In the given exercise, the equation was initially presented in a slightly different format. By completing the square, the equation \( x^2 + y^2 - 2x - 2y - 23 = 0 \) was converted to the standard form \( (x-1)^2 + (y-1)^2 = 25 \). Here, \( (h, k) = (1, 1) \), identifies the circle's center at the point \( (1, 1) \). Understanding how to derive this form from a general equation is crucial, as it reveals both the circle's center and its radius.

The radius of a circle is another key concept stemming from its equation in standard form. As detailed earlier, the standard form is \( (x-h)^2 + (y-k)^2 = r^2 \), where \( r \) denotes the radius.

• In our problem, from the standard form \( (x-1)^2 + (y-1)^2 = 25 \), we identify \( r^2 = 25 \).
• Therefore, the radius \( r \) is equivalent to \( \sqrt{25} = 5 \).

Knowing how to extract the radius from the equation helps in solving many geometric problems related to the circle, including determining distances between the center and the circumference.

A tangent line to a circle is a straight line that touches the circle at exactly one point. It's perpendicular to the radius drawn to the point of tangency. Understanding tangency involves several steps:

• The equation of the line given is \( 3x - 4y = -26 \), which upon rearranging gives \( y = \frac{3}{4}x + \frac{26}{4} \).
• This describes a tangent line at the point \( (-2, 5) \).
• For a circle, the radius at the tangent point is perpendicular to this tangent line, which implies the slope of the radius would be the negative reciprocal of \( \frac{3}{4} \).
• Thus, the perpendicular slope and hence the slope of the radius is \( -\frac{4}{3} \).

This understanding is essential as it guides how tangency points and perpendicular slopes interact in circle geometry, making it easier to deduce other circle properties.

The perpendicular slope concept is often applied when associating lines with geometric figures like circles. When two lines are perpendicular, the product of their slopes is \(-1\).
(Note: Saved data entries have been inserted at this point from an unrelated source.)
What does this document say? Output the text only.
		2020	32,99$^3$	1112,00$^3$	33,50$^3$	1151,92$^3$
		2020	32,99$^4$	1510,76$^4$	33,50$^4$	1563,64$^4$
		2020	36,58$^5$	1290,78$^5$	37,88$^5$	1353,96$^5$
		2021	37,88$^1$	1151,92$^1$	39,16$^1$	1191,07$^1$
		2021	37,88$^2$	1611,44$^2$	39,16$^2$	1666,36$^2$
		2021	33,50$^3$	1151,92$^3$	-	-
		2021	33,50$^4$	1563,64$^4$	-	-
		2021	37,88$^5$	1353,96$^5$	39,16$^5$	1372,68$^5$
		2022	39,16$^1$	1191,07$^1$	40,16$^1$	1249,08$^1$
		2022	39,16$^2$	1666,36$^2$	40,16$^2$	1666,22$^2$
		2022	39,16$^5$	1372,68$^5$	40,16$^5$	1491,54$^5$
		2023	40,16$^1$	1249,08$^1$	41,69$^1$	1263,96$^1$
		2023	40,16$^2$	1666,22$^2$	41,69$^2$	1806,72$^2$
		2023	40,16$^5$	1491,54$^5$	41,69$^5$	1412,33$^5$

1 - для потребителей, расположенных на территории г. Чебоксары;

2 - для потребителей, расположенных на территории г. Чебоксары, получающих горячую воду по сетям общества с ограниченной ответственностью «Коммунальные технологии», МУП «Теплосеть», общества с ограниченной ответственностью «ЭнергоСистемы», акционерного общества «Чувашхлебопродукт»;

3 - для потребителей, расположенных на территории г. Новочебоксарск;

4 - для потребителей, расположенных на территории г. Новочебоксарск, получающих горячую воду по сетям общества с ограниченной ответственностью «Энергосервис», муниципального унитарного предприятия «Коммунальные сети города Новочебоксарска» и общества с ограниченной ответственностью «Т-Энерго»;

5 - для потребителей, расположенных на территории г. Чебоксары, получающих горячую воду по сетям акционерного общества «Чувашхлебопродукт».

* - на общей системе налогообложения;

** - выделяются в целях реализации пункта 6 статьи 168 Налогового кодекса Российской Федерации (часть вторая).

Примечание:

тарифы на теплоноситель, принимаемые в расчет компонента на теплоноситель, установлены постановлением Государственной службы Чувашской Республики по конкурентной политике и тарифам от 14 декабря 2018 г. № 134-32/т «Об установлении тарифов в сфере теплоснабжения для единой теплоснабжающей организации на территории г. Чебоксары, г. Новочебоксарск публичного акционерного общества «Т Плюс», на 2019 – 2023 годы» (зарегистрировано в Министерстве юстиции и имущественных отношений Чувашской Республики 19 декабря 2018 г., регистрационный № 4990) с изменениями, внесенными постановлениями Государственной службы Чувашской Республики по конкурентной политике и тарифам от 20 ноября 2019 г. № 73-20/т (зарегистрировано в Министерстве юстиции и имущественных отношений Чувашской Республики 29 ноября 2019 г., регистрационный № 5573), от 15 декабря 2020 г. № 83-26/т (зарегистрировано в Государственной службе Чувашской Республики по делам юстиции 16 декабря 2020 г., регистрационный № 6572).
• For instance, given the tangent line with a slope of \( \frac{3}{4} \), the perpendicular slope would be \( -\frac{4}{3} \), fulfilling the condition \( \frac{3}{4} \times -\frac{4}{3} = -1 \).
• This relationship helps determine the orientation of the radius and other lines relative to tangents on circles.

It also serves in determining and confirming points of tangency where a line is perpendicular to a radius, a common requirement in solving circle problems. This grasp of slope interactions not only aids in geometrical calculations but also in visualizing spatial relationships within the circle's context.